The curse of riches: la maledizione delle ricchezze.
marzo 9, 2018
L’Africa è depositaria del 15% delle risorse petrolifere, del 40% di oro, dell’80% di platino. È il continente più ricco di diamanti e vi si trova uranio, rame, minerali di ferro, bauxite, cobalto, manganese.
Oltre il 25% del suo export dipende da queste risorse naturali e l’economia di ben 20 paesi si mantiene esclusivamente grazie alla loro estrazione (il 97% del PIL di Nigeria e Angola, ad esempio, deriva dal petrolio). Essere totalmente dipendenti da un’unica attività può rapidamente trasformarsi in una maledizione letale per questi paesi: la famosa maledizione delle ricchezze!
Va inoltre considerato un fatto: le entrate dovute alla vendita del greggio si fermano nelle mani di pochi, non vengono reinvestite in piani di sviluppo e poco contribuiscono alla qualità di vita delle comunità locali. Nei paesi a maggior esportazione di materie prime la corruzione e il saccheggio continuo di risorse hanno contribuito ad innalzare il livello di povertà: ridicolo e tragico al tempo stesso, ma purtroppo vero.
Wangari Maathai, nel suo libro “The Challenge for Africa”, riporta un caso che può sembrare curioso affiancare alle realtà africane, ma è calzante: la Norvegia. Il paese nord-europeo è infatti l’esempio di un paese che nel 1930 era povero e obbligava a emigrare, per ragioni economiche, il 15% dei suoi abitanti. Dopo la scoperta del petrolio, il paese si è rimesso in piedi e ha raggiunto i primi posti nelle classifiche mondiali, classificandosi terzo per il reddito pro capite più alto al mondo.

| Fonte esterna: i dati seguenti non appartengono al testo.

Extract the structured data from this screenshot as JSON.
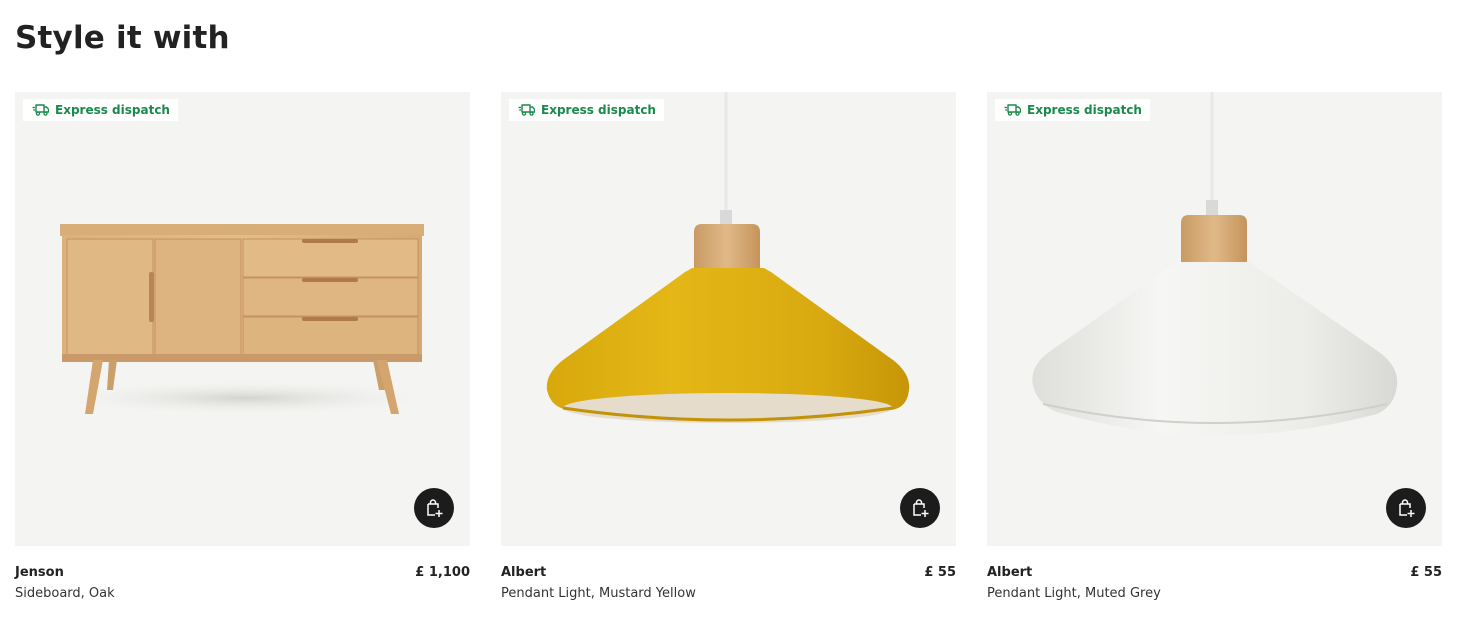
{
  "section": {
    "title": "Style it with"
  },
  "colors": {
    "badge_green": "#1a8a4a",
    "image_bg": "#f4f4f2",
    "cart_button": "#1c1c1c"
  },
  "products": [
    {
      "badge": "Express dispatch",
      "badge_icon": "truck-icon",
      "name": "Jenson",
      "price": "£ 1,100",
      "description": "Sideboard, Oak",
      "image": "oak-sideboard",
      "cart_icon": "add-to-bag-icon"
    },
    {
      "badge": "Express dispatch",
      "badge_icon": "truck-icon",
      "name": "Albert",
      "price": "£ 55",
      "description": "Pendant Light, Mustard Yellow",
      "image": "mustard-pendant-light",
      "cart_icon": "add-to-bag-icon"
    },
    {
      "badge": "Express dispatch",
      "badge_icon": "truck-icon",
      "name": "Albert",
      "price": "£ 55",
      "description": "Pendant Light, Muted Grey",
      "image": "grey-pendant-light",
      "cart_icon": "add-to-bag-icon"
    }
  ]
}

La strategia attuata è stata responsabile: la Norvegia ha tratto dalla vendita di petrolio soldi sufficienti a creare un fondo sovrano di miliardi di dollari, grazie al quale investe regolarmente in altre forme di economia e in altri settori di crescita, diversificando e diminuendo i rischi.
Un esempio di come non tutto il petrolio viene per nuocere.